The final page of the July/August 2017 Popular Mechanics devoted to “Great Unknowns” attempts to answer this question: “At Big Car Company headquarters, does every employee drive that car?”
The answer: Pretty much. PM cites one GM plant communication manager who said after 40 years she has blue blood: “I’m extremely loyal to my company…” and poses the question that if people see a non-GM car in your driveway “What does that tell them? That even though you work there you don’t think their vehicles are worth purchasing?”

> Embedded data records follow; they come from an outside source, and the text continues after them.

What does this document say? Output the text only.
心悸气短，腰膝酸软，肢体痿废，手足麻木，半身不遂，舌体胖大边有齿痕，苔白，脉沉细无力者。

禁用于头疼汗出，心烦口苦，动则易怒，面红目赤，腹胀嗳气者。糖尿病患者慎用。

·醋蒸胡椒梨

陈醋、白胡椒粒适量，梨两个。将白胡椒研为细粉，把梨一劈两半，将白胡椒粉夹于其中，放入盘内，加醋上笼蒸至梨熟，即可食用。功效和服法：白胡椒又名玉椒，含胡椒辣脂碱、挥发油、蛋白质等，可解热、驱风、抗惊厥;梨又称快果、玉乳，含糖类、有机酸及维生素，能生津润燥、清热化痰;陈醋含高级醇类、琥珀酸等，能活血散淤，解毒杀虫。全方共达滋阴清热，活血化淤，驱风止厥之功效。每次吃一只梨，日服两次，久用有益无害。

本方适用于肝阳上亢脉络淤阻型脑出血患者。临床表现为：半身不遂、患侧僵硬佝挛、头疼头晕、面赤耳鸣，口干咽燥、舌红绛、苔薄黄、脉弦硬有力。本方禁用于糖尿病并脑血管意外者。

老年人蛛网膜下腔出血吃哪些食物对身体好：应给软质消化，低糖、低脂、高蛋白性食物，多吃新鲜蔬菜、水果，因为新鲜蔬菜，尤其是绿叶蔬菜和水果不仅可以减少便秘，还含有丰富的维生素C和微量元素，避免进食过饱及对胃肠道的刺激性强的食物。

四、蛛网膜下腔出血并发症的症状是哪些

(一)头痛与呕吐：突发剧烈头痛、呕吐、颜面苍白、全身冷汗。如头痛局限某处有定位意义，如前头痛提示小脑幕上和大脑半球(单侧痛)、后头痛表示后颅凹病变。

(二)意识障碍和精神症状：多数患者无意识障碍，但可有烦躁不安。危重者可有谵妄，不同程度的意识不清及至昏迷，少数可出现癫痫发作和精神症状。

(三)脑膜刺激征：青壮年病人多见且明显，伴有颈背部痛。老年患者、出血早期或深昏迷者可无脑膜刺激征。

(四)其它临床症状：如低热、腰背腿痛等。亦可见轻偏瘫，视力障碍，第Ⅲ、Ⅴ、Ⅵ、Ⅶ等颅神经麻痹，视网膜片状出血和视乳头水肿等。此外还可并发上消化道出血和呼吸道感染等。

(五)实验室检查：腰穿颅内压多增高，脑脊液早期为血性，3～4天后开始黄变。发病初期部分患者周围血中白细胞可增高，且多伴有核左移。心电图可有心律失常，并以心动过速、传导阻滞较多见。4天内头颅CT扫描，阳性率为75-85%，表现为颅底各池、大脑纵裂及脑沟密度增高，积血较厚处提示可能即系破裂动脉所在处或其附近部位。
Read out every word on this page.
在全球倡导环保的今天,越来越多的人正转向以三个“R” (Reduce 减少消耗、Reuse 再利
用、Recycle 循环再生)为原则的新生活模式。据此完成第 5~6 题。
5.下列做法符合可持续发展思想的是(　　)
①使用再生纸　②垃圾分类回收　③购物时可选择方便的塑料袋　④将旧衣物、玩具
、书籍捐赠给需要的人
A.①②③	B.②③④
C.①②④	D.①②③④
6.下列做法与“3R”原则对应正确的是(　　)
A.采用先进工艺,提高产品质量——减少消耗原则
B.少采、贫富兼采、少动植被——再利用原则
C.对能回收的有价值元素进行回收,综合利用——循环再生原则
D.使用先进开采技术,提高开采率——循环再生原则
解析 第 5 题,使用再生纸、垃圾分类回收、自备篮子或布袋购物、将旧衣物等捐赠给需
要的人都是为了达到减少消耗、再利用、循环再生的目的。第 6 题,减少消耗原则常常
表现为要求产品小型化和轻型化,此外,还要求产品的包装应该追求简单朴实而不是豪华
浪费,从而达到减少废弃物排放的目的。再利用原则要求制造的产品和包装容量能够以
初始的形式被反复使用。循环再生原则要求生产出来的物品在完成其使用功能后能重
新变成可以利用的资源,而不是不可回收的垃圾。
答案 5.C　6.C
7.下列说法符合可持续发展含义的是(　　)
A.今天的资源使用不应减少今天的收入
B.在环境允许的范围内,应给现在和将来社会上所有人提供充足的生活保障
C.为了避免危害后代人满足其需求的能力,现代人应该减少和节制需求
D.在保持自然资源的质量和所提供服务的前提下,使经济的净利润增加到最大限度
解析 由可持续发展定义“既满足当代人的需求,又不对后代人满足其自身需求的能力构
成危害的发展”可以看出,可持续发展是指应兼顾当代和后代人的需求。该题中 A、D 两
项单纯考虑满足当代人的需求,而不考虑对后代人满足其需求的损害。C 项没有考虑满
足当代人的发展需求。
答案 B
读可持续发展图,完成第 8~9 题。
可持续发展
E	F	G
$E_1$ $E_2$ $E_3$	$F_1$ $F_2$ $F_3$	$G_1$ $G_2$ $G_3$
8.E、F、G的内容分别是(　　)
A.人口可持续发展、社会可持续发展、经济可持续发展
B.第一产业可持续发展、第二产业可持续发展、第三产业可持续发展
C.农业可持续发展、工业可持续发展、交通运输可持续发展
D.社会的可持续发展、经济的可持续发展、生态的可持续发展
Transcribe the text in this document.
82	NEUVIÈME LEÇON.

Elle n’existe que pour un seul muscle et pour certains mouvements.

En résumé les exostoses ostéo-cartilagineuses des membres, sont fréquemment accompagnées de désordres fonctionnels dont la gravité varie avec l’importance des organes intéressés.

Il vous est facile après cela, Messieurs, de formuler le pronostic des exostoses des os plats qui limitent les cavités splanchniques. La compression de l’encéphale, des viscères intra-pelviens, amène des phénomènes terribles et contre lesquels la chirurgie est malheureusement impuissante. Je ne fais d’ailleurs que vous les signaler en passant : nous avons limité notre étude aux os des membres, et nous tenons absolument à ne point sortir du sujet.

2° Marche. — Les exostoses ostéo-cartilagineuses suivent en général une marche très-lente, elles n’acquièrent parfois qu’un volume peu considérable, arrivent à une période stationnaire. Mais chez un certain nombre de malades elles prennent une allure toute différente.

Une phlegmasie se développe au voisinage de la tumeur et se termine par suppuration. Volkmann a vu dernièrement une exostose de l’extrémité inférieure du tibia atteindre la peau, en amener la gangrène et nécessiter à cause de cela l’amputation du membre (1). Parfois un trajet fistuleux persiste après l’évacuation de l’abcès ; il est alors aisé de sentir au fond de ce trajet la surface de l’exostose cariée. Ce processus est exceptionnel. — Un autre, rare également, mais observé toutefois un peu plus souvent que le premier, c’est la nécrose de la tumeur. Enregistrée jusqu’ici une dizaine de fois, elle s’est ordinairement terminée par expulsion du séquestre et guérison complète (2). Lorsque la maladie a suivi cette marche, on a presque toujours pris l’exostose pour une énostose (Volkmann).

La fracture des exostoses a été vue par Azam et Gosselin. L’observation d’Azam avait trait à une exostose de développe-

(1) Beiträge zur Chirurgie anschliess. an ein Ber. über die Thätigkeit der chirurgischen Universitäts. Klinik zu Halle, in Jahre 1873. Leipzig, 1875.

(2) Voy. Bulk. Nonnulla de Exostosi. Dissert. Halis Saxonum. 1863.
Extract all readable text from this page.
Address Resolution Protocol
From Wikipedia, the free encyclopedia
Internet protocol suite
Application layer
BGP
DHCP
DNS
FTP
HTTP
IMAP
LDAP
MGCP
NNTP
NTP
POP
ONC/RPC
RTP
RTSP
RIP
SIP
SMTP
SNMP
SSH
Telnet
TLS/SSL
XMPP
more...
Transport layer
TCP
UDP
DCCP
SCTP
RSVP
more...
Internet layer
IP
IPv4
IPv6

Very likely, but that did not bother my father who worked at the Chevrolet/Fisher Body Plant in Janesville for 44 years yet never owned a General Motors vehicle in his life. During the years of my life he drove only Plymouth automobiles to and from the plant to our home, a distance of about 23 miles. In chronological order, those vehicles were a 1940 sedan, 1953 Coronado Blue Belvedere, 1956 Briar Rose Belvedere, 1963 Blue Valiant, 1968 Turbine Bronze Satellite, and (after retirement) a 1976 Silver Cloud Fury. He also owned a 1936 Harley-Davison motorcycle which he drove to Janesville during the warmer months. Not concerned in the least with what people thought of the Plymouth automobiles in his driveway, he would openly tell neighbors and friends, “I see how GM cars are made five days a week. That’s why I buy cars made by Chrysler.”
The entire tone of the piece in Popular Mechanics is that employees are “strongly encouraged” to cruise the streets “propelled by the hand that signs the paychecks” and those that do not are banished to less convenient parking lots. My father stood his ground, maintaining his Mopar allegiance to his dying day. Any derisive comments from his fellow workers about his mode of transportation and the prejudice he endured during the war years because of his German heritage may have deepened his independent spirit. Though only 5’7” tall and weighing under 140 pounds, he stood tall in the eyes of his son who inherited his nonconformist disposition.
American celebrates Independence Day this month, something my father did every day of his working life. One Key verse of “The Star-Spangled Banner” has personal significance because it always reminds me of one special man: “Land of the free and the home of the brave.” As long as my father lived, our humble house was indeed home of the brave.